For the next couple of years. Hencken is confining his risks to the business world. Hencken is now a self-employed consultant with his own JFH Engineering. His background in product design with a specialty in electrical engineering led him to work on an advanced paging system for a small firm. American Scientific, which he plans to buy into.
Occasionally Hencken can combine his academic and athletic talents and one result was Digiswim, a strain gauge for measuring the amount of pull exerted on the water.
While preparing for the 1980 Olympics, the Sunnyvale, Calif., resident arranged a flexible work schedule to allow for training. At that time he was employed by Litronix, a company specializing in light-emitting diodes found in calculator and water displays.
Always a serious student, Hencken captured five NCAA titles while swimming for Stanford, despite saving his best performances for a long course season which did not conflict with his academic pursuits.
After graduation in 1977. Hencken turned down a prestigious NCAA Scholarship for graduate study. In the opinion of his instructors, the award--one of five given annually to the nation's top scholar athletes--would not have enabled Hencken to study anything that on-the-job experience would not provide a better background for.
"I'm glad I chose Stanford. That was always my first choice. I was looking for a college where swimming and school could be combined. Jim Gaughran who coached the team while I was there always helped us keep everything in proper perspective," Hencken recalls.

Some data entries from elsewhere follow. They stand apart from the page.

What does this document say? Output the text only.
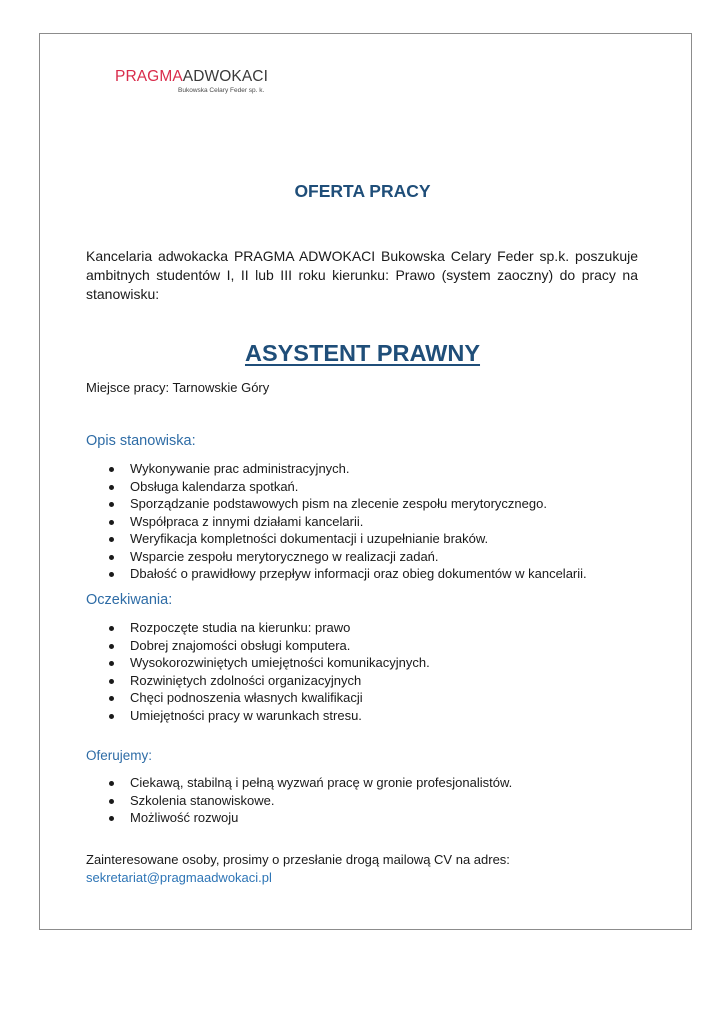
PRAGMAADWOKACI
Bukowska Celary Feder sp. k.
OFERTA PRACY

Kancelaria adwokacka PRAGMA ADWOKACI Bukowska Celary Feder sp.k. poszukuje ambitnych studentów I, II lub III roku kierunku: Prawo (system zaoczny) do pracy na stanowisku:

ASYSTENT PRAWNY
Miejsce pracy: Tarnowskie Góry
Opis stanowiska:
Wykonywanie prac administracyjnych.
Obsługa kalendarza spotkań.
Sporządzanie podstawowych pism na zlecenie zespołu merytorycznego.
Współpraca z innymi działami kancelarii.
Weryfikacja kompletności dokumentacji i uzupełnianie braków.
Wsparcie zespołu merytorycznego w realizacji zadań.
Dbałość o prawidłowy przepływ informacji oraz obieg dokumentów w kancelarii.
Oczekiwania:
Rozpoczęte studia na kierunku: prawo
Dobrej znajomości obsługi komputera.
Wysokorozwiniętych umiejętności komunikacyjnych.
Rozwiniętych zdolności organizacyjnych
Chęci podnoszenia własnych kwalifikacji
Umiejętności pracy w warunkach stresu.
Oferujemy:
Ciekawą, stabilną i pełną wyzwań pracę w gronie profesjonalistów.
Szkolenia stanowiskowe.
Możliwość rozwoju
Zainteresowane osoby, prosimy o przesłanie drogą mailową CV na adres:
sekretariat@pragmaadwokaci.pl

Stanford thought enough of the young breaststroker to offer him only the second full swimming scholarship given in the school's history. A graduate of Cupertino High School, Hencken, whose early years in the sport were supervised by Tatto Yamashita at the Berkeley YMCA before the family moved to Snata Clara, followed in the foot-steps of Brian Job, another of Haines' proteges. Job, also a breaststroker, received that first full swimming scholarship given by Stanford.
"I always looked beyond swimming, never expecting endorsements' to carry me. I knew that my engineering classes were my future. Now I am taking advantage of that education. I am planning on a very early retirement. If things go well, then in five years I'll be doing exactly what I want. That may include swimming and product design, but I want to have the choice." Hencken says.